Badly translated EU documents 2/Schlecht übersetzte EU-Dokumente 2

A note about outsourcing – see also the comments to the last entry.

Here, under Closed calls for tender, the DG-T gives information of some past tenders. I’m looking at the PDF file for Translation — Legal and judicial documents of the EU for 2008 translations into English. They look like agencies on the whole, although Viesel Legal Translations in Trier are three members of the same family who do all their translations in-house. I haven’t checked further though.

At the top of that file you can see that the price range was from 14 to 55 EUR/page. A page means 1500 characters without spaces. I just checked a judgment I was translating, and in the English translation 1500 characters without spaces equalled 1808 with (in the German original 1723 – words are longer, especially in legal texts). That’s nearly 33 lines (55 characters including spaces) by normal German reckoning, so line prices ranged from 42 cents to 1.66 euros.

The question then arises to how much an agency’s translator gets, and how you price yourself – if you are at the 1.66 end, will you get offered no work? (I regard 1.66 as rather low for a demanding legal translation). A person might be happy to get 1.66 if regular work could be expected, but I don’t think that’s the case.

If I understand it right, the translation department creates a list ranking the translators who have been accepted. This is based on expected cost-effectiveness (price-performance ratio). But every translation returned is evaluated and the ranks change. For example, you might make a fairly low offer and be ranked at the top of the list, but if your translation is rated B+ rather than A (or whatever scale they use) you could slide down the list, and finish getting scarcely any work at all, especially if you ask for normal rather than low payment.

Here are Lists of contractors. This PDF shows all the translators and agencies used in 2011, how many contracts each was awarded and how much they earned during the year.

On another point: there are two grounds of complaint by the Bundestag: one, where documents are not available in German at all – here’s a German article on that from 2008 – and the other, where they are badly translated. It’s the latter we are discussing.


I don’t work for the EU and never have (I had a short experience of the CJEU, but that was different at that time and is another story). Hence what I am writing here is based on what I’ve heard. I did once bid on a tender (hope I’m getting the vocabulary right), but I missed the posting date because I was waiting for some document or other.

I should have mentioned that in order to bid for a lot, you have to put a lot of paperwork together. If you are accepted and are found useful in the course of the year or two or whatever period the contract runs, this has no effect on you having to put all the paperwork together for the next bid. So you have this effort to make again and you can never be sure of the work in the long term (if you could be sure of it even in the short term).
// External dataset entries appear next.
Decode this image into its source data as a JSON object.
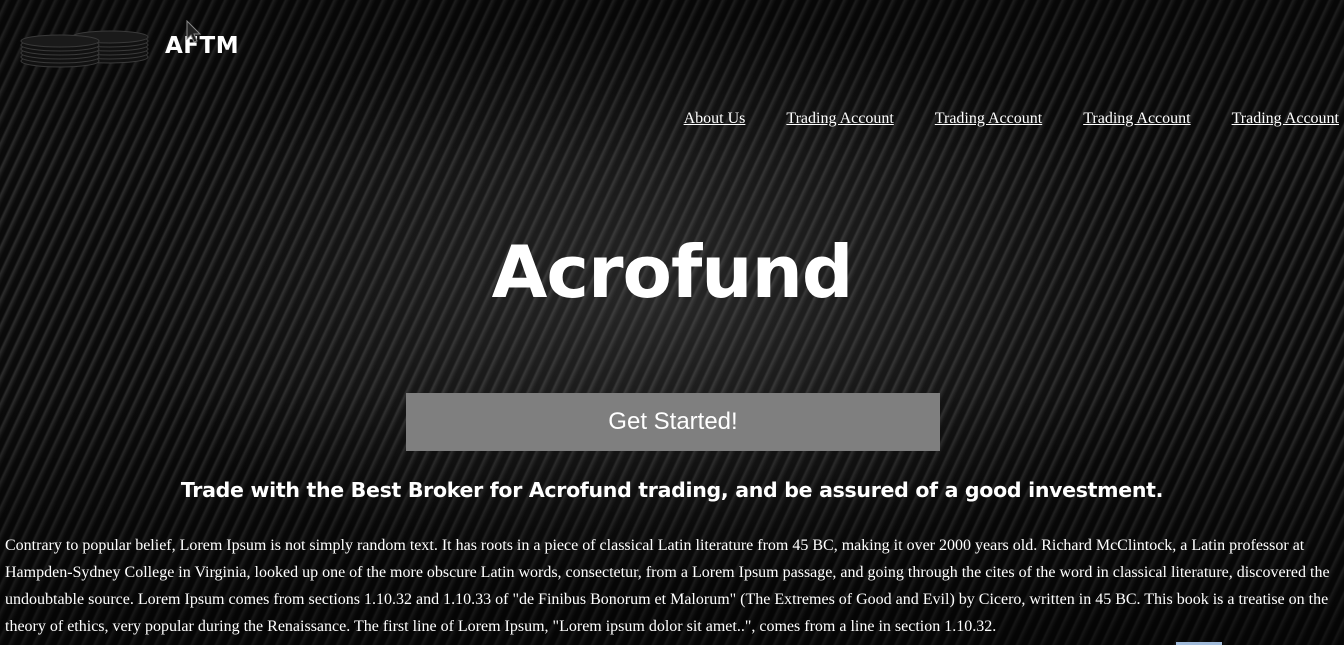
{
  "header": {
    "brand": "AFTM",
    "logo_icon": "coin-stacks-icon"
  },
  "nav": {
    "items": [
      {
        "label": "About Us"
      },
      {
        "label": "Trading Account"
      },
      {
        "label": "Trading Account"
      },
      {
        "label": "Trading Account"
      },
      {
        "label": "Trading Account"
      }
    ]
  },
  "hero": {
    "title": "Acrofund",
    "cta_label": "Get Started!",
    "tagline": "Trade with the Best Broker for Acrofund trading, and be assured of a good investment."
  },
  "content": {
    "paragraph": "Contrary to popular belief, Lorem Ipsum is not simply random text. It has roots in a piece of classical Latin literature from 45 BC, making it over 2000 years old. Richard McClintock, a Latin professor at Hampden-Sydney College in Virginia, looked up one of the more obscure Latin words, consectetur, from a Lorem Ipsum passage, and going through the cites of the word in classical literature, discovered the undoubtable source. Lorem Ipsum comes from sections 1.10.32 and 1.10.33 of \"de Finibus Bonorum et Malorum\" (The Extremes of Good and Evil) by Cicero, written in 45 BC. This book is a treatise on the theory of ethics, very popular during the Renaissance. The first line of Lorem Ipsum, \"Lorem ipsum dolor sit amet..\", comes from a line in section 1.10.32."
  },
  "colors": {
    "background": "#050505",
    "cta_background": "#7f7f7f",
    "text": "#ffffff"
  }
}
It’s been written elsewhere that the lowest price wins out. That is not actually true, because there’s a ranking system, as I wrote above. I gather that the ranking system is weighted in favour of price, but it isn’t completely about price. Translators complain a lot about agencies which give work to the lowest bidder irrespective of quality and then try to get more experienced translators to correct that work. Clearly the EU ranking system is an attempt to improve on this price-only system, but I don’t know that it works very well.

It should also be noted that the range of prices from 14 to 55 euros mentioned above includes people or language combinations for low-wage countries, so one shouldn’t conclude that translators living in Germany get the 14 euro figure.